There is one version of the future where AI recedes into the background and becomes infrastructural. It is silent, practical, essential like electricity, and the abundance it enables allows a logistical utopia in which humanity’s material wants are covered, leaving us to our own devices on the spiritual issues that have always plagued us. In this version, our context changes, but the human condition remains.

This is the bright future. The other is darker.

There’s a very real possibility that AI is the ultimate black hole, that The Matrix is the most probable outcome. In this future, we demand that AI solve the human condition for us, that it obliviate all our psychic pain.

It’s a fairytale trope, the wish gone wrong. The most obvious real-world example of this is opiates. They are miracles for those in pain and curses for those who seek to never feel pain again.

I think of people who indulge in these temptations as no-lifers. It began with television but has spread to streaming and scrolling. The noise and light blocks out the mind. You are never alone with your thoughts, but you are always alone with yourself. The immersive experience is a distraction from living your life. We are already halfway to the jack in the back of the head. Really, what does it matter?

You can run away from your problems, but you can’t run away from yourself. AI-generated alternate reality changes that. You can run away from yourself. The only problem being, when you run away from yourself, you stop existing. These futures are not mutually exclusive. Both options will likely exist. We may all begin as a lost generation, but only some will be found.

[1] The Disillusioned Activist: Once animated by anti-racism, feminism, degrowth and social justice, they now feel exasperated by how little progress has been made. They have not so much given up on their political ideals as grown cynical with protest and social media campaigns as vectors for change.

[2] The Expatriate Artist: Frustrated by a lack of public funding and the ever-rising cost of living in the few American cities with viable cultural scenes, they see Europe as the last bastion of creativity that does not fund itself via the creator economy.

[3] The Nepo Baby Socialite: Children of oligarchs and celebrities who host parties, found nonprofits and patronise the arts. SAPS (Spouses and Partners) of the wealthy and famous also fall into this category.

[4] The Internet Intellectual: we no longer have public intellectuals, only podcasters and streamers, authors of newsletters and social media posters. Their reach is amplified by traditional institutions like the New York Times and the Serpentine Galleries via profiles and panels, respectively, but is still fundamentally defined by how their ideas circulate online.

[5] The Crash Out: Party monsters who stayed too long at the party. Blackout benders in Bushwick warehouses became cocaine-fuelled bottle service at Bootsy Bellows became Berghain bathroom speed became k‑holes in the bathtub. Until it all came crashing down.

[6] The House-Rich Host: You acquire houses like you acquire wealth – one of three ways. You can earn it, you can inherit it or you can marry it. Penthouses, holiday homes, warehouses and lofts all do nicely. After all, someone has to host the party.

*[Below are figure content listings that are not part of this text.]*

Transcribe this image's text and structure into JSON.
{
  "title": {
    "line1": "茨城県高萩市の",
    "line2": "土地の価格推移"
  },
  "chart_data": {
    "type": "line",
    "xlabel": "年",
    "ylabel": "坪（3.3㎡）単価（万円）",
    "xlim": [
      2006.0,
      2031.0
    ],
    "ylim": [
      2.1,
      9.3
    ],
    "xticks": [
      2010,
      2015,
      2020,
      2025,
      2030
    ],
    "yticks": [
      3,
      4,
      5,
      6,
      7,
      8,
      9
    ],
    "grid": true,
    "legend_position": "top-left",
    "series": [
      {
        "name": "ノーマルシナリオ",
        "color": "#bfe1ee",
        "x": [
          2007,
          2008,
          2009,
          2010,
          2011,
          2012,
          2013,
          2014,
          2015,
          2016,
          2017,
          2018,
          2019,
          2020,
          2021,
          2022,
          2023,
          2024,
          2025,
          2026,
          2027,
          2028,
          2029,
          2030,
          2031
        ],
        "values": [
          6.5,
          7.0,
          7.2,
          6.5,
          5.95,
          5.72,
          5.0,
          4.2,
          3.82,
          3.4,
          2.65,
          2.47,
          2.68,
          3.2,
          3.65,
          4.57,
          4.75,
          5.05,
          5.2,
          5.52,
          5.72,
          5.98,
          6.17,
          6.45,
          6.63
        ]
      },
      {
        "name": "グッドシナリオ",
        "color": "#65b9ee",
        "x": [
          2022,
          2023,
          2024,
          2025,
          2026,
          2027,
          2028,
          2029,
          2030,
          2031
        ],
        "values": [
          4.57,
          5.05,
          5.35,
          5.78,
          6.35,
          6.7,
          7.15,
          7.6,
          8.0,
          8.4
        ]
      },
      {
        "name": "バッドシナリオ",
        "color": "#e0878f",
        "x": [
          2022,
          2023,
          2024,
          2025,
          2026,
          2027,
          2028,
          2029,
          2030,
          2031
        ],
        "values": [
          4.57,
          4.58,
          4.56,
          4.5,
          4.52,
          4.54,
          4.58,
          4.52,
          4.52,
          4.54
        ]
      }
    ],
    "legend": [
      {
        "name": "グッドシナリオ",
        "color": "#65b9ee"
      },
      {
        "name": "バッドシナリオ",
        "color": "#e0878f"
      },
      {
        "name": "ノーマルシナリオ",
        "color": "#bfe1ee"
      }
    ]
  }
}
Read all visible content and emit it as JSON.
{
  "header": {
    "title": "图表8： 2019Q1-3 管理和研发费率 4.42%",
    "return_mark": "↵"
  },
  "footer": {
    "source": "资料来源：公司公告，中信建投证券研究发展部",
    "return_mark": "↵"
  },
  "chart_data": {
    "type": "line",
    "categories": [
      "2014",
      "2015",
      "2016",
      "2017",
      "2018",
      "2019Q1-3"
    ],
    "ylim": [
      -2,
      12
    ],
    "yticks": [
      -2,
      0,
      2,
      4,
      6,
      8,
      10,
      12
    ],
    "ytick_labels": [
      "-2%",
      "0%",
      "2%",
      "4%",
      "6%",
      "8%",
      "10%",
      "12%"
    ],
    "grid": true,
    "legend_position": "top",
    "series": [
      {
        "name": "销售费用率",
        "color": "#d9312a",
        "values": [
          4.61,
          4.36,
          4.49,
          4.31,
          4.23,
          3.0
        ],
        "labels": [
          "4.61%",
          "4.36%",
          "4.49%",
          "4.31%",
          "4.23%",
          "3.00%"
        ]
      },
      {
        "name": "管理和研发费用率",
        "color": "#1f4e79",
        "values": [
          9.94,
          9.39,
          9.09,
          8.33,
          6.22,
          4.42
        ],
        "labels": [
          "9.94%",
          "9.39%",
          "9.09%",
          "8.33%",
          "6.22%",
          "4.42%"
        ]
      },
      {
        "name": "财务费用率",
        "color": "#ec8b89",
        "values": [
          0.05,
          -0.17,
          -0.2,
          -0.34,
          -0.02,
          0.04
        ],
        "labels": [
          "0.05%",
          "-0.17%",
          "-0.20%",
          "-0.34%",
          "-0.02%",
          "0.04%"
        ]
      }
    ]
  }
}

[7] The Doomed Romantic: More people are single than ever before. Some realise they want children. Others that they want marriage. Only to discover that beyond the apps” there are few opportunities to find a partner, let alone love.

[8] The Digital Nomad: Based somewhere, but living nowhere. This once seemed like the future. No longer, as immigration crackdowns, rising visa prices, aggressive border police and local anger over Airbnb-inflated rental markets make the lifestyle ever more difficult to maintain.

[9] The Cancelled Outsider: Reinventing yourself by moving is still an achievable option. A ruined reputation in one place does not necessarily follow you to another. By the time gossip makes it through timezone lag, the controversy will have already been forgotten.

[10] The Meme Maker: Ideas define generations and eras. Those who create them wield a special power.